Major contributions of the Qin Dynasty include the The Great Wall of China which was built as defense to Nomads who would pillage and steal. Irrigation systems and canals were developed to increase water supplies, to maintain favorable conditions for agriculture.
From 200 BCE to 200 CE, the Han Dynasty expanded into the Korean peninsula, Western Asia and parts of Vietnam. Liu Bang ruled one of the largest and wealthiest territories.

Liu Bang, known as Emperor Gaozu succeeded in creating the Han Dynasty. During his reign taxes were reduced, punishments were reduced and the idealism of Confucianism was accepted. Key features of this government included a Confucian civil service that included educated scholars. These individuals handled the bureaucratic roles of government while other officials were trained in military combat. This created a balance between benevolence and battle. The expansion of this Dynasty led to their demise. The cost of the expansion led to a lack of resources.

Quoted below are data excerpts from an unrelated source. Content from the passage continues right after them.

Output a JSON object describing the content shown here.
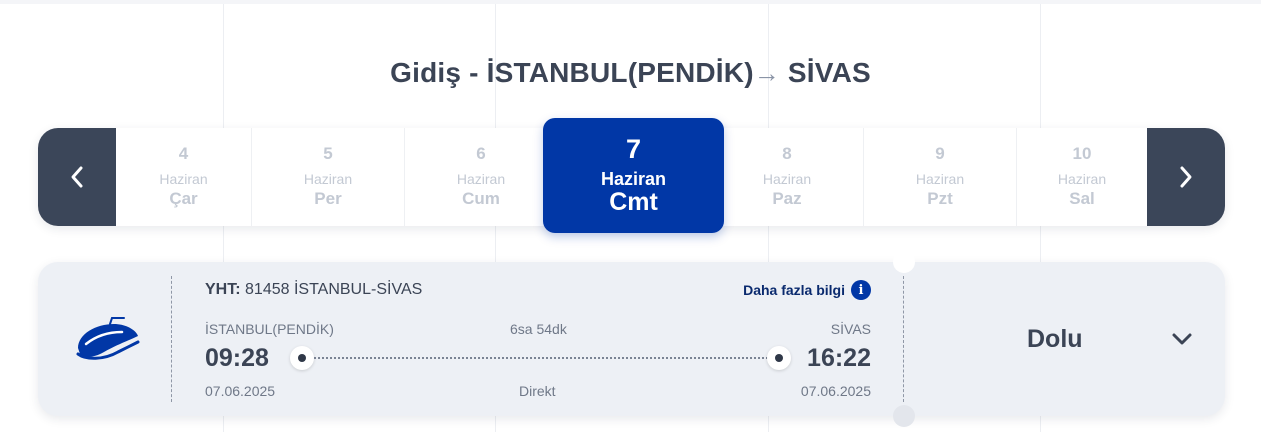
{
  "header": {
    "direction_label": "Gidiş -",
    "origin": "İSTANBUL(PENDİK)",
    "arrow": "→",
    "destination": "SİVAS"
  },
  "date_nav": {
    "prev_icon": "chevron-left-icon",
    "next_icon": "chevron-right-icon",
    "days": [
      {
        "num": "4",
        "month": "Haziran",
        "weekday": "Çar"
      },
      {
        "num": "5",
        "month": "Haziran",
        "weekday": "Per"
      },
      {
        "num": "6",
        "month": "Haziran",
        "weekday": "Cum"
      },
      {
        "num": "7",
        "month": "Haziran",
        "weekday": "Cmt",
        "selected": true
      },
      {
        "num": "8",
        "month": "Haziran",
        "weekday": "Paz"
      },
      {
        "num": "9",
        "month": "Haziran",
        "weekday": "Pzt"
      },
      {
        "num": "10",
        "month": "Haziran",
        "weekday": "Sal"
      }
    ]
  },
  "trip": {
    "train_icon": "high-speed-train-icon",
    "type": "YHT:",
    "line": "81458 İSTANBUL-SİVAS",
    "more_info": "Daha fazla bilgi",
    "info_icon_glyph": "i",
    "departure_station": "İSTANBUL(PENDİK)",
    "arrival_station": "SİVAS",
    "duration": "6sa 54dk",
    "departure_time": "09:28",
    "arrival_time": "16:22",
    "departure_date": "07.06.2025",
    "arrival_date": "07.06.2025",
    "route_type": "Direkt",
    "status": "Dolu",
    "expand_icon": "chevron-down-icon"
  },
  "colors": {
    "accent": "#0137a6",
    "nav_button": "#3b4659",
    "card_bg": "#edf0f5",
    "text": "#3b4455",
    "muted": "#c3c9d3"
  }
}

The Silk Road extended from Southern Europe through Arabia, Egypt, Persia, India until it reached China. This boosted commerce creating a network of trade routes. The idealism adopted through Confucius supported the patriarchal character of society; thus women were expected to take subordinate roles in society.

Han cities became central to commerce, exchange and creativity. Scholars would share ideas, discovering innovations in the medicine, astronomy, craftsmanship and farming. Carts and wagons were used to carry goods back and forth between cities across China. As the Silk Road developed, trade expanded through Europe and eventually allowing for trade by Sea. The Western world cherished the products of the Eastern culture. Silk, cotton, pottery, tea and spices were among the industry that supported and sustained society.